Chi era Raffaele Marianella, l’autista ucciso nell’assalto al pullman dei tifosi
Aveva 65 anni, si chiamava Raffaele Marianella e viveva a Firenze, anche se era originario di Roma. È lui la vittima dell’assurdo assalto al pullman dei tifosi del Pistoia Basket, avvenuto nella serata di ieri lungo la superstrada Rieti–Terni, all’altezza dello svincolo di Contigliano.
Una pietra lanciata contro il parabrezza del mezzo lo ha colpito in pieno alla trachea, uccidendolo sul colpo. Marianella era seduto accanto al collega che stava guidando il pullman, sul quale viaggiavano 45 tifosi pistoiesi di ritorno dalla partita di Serie A2 contro la Sebastiani Rieti.
Secondo le prime ricostruzioni, il gruppo di aggressori — probabilmente ultras reatini — avrebbe atteso il bus in un punto isolato della superstrada, nascosto tra i cespugli, per poi lanciare sassi e mattoni al passaggio del mezzo. Una violenza cieca, scagliata contro persone inermi, che ha trasformato una normale trasferta sportiva in una tragedia.

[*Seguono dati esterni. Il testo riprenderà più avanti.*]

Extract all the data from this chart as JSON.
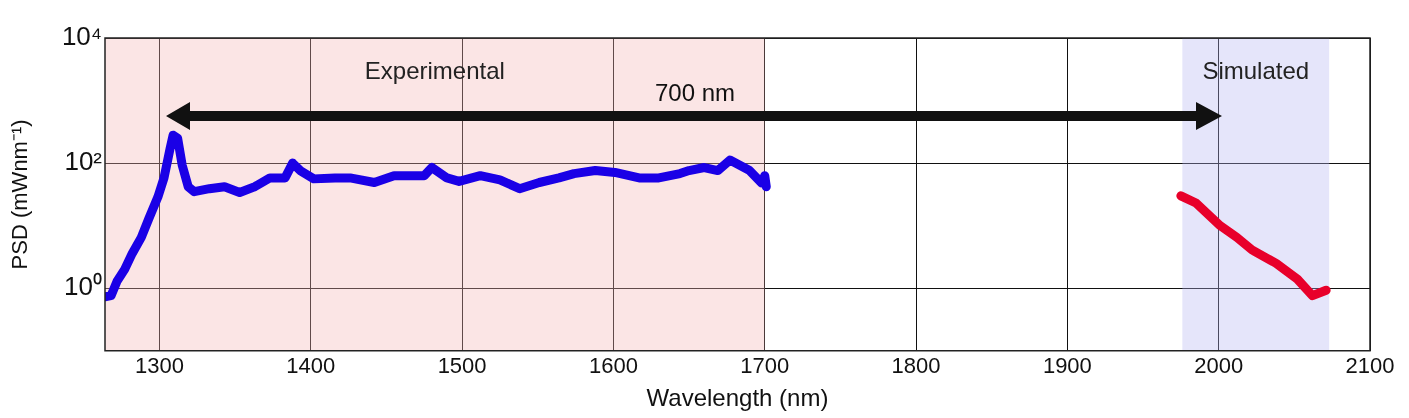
{
  "chart_data": {
    "type": "line",
    "xlabel": "Wavelength (nm)",
    "ylabel": "PSD (mWnm⁻¹)",
    "xlim": [
      1264,
      2100
    ],
    "xticks": [
      1300,
      1400,
      1500,
      1600,
      1700,
      1800,
      1900,
      2000,
      2100
    ],
    "ylim": [
      0.1,
      10000
    ],
    "yticks": [
      {
        "value": 1,
        "label": "10⁰"
      },
      {
        "value": 100,
        "label": "10²"
      },
      {
        "value": 10000,
        "label": "10⁴"
      }
    ],
    "log": "y",
    "grid": true,
    "legend": false,
    "marker": "none",
    "line_style": "solid",
    "series": [
      {
        "color": "#1a00e6",
        "x": [
          1264,
          1268,
          1272,
          1277,
          1282,
          1288,
          1293,
          1299,
          1303,
          1307,
          1309,
          1312,
          1315,
          1319,
          1323,
          1333,
          1343,
          1353,
          1363,
          1373,
          1383,
          1388,
          1393,
          1402,
          1416,
          1426,
          1442,
          1455,
          1475,
          1480,
          1490,
          1498,
          1512,
          1525,
          1538,
          1551,
          1564,
          1574,
          1588,
          1601,
          1617,
          1630,
          1644,
          1650,
          1660,
          1669,
          1677,
          1690,
          1698,
          1700,
          1701
        ],
        "values": [
          0.73,
          0.76,
          1.3,
          2.0,
          3.6,
          6.5,
          13,
          29,
          58,
          170,
          280,
          250,
          93,
          42,
          35,
          39,
          42,
          34,
          42,
          58,
          58,
          100,
          76,
          56,
          58,
          58,
          49,
          63,
          63,
          85,
          58,
          51,
          63,
          54,
          39,
          49,
          58,
          68,
          76,
          71,
          58,
          58,
          68,
          76,
          85,
          76,
          112,
          76,
          48,
          63,
          42
        ]
      },
      {
        "color": "#e8002a",
        "x": [
          1975,
          1985,
          2001,
          2012,
          2022,
          2038,
          2052,
          2062,
          2071
        ],
        "values": [
          30,
          23,
          10,
          6.5,
          4.1,
          2.5,
          1.4,
          0.76,
          0.93
        ]
      }
    ],
    "bands": [
      {
        "axis": "x",
        "from": 1264,
        "to": 1700,
        "label": "Experimental",
        "color": "#f4b4b4"
      },
      {
        "axis": "x",
        "from": 1976,
        "to": 2073,
        "label": "Simulated",
        "color": "#b4b4f0"
      }
    ],
    "annotations": [
      "700 nm"
    ]
  }
}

Raffaele Marianella lavorava da pochi mesi per la Jimmy Travel, azienda di trasporti con sede a Osmannoro, che da anni collabora con i tifosi pistoiesi per accompagnarli nelle trasferte. Una collaborazione sempre contraddistinta da serietà e correttezza, mai segnata da episodi di violenza.
«Siamo sconvolti e senza parole — hanno dichiarato i titolari dell’azienda —, Raffaele era un autista esperto e un uomo buono, sempre disponibile. Nessuno può morire così, per una follia del genere».
Secondo quanto riferisce PistoiaSport, l’uomo sarebbe stato colpito da un sasso appuntito che gli ha perforato la trachea. Inutili i tentativi di rianimazione da parte dei soccorritori: Marianella è morto prima di arrivare in ospedale.
Il dramma ha sconvolto il mondo dello sport italiano. Il ministro per lo Sport Andrea Abodi ha parlato di “fatto sconvolgente”, mentre la Regione Toscana ha espresso “cordoglio e indignazione per un gesto inaccettabile che nulla ha a che fare con lo sport”.
Anche la Trapani Shark, in una nota ufficiale, ha voluto unirsi al dolore:
“Lo sport non può portare ad eventi come questo. Qualsiasi forma di violenza, dentro o fuori dal parquet, non può essere tollerata. Il club esprime profonda vicinanza e cordoglio alla famiglia di Raffaele Marianella”.
Una vita spezzata da un atto insensato. Raffaele Marianella lascia un vuoto enorme nella sua famiglia e tra i colleghi. La Procura di Rieti indaga ora per omicidio volontario, mentre continua la caccia ai responsabili di un’aggressione che ha scosso l’intero Paese.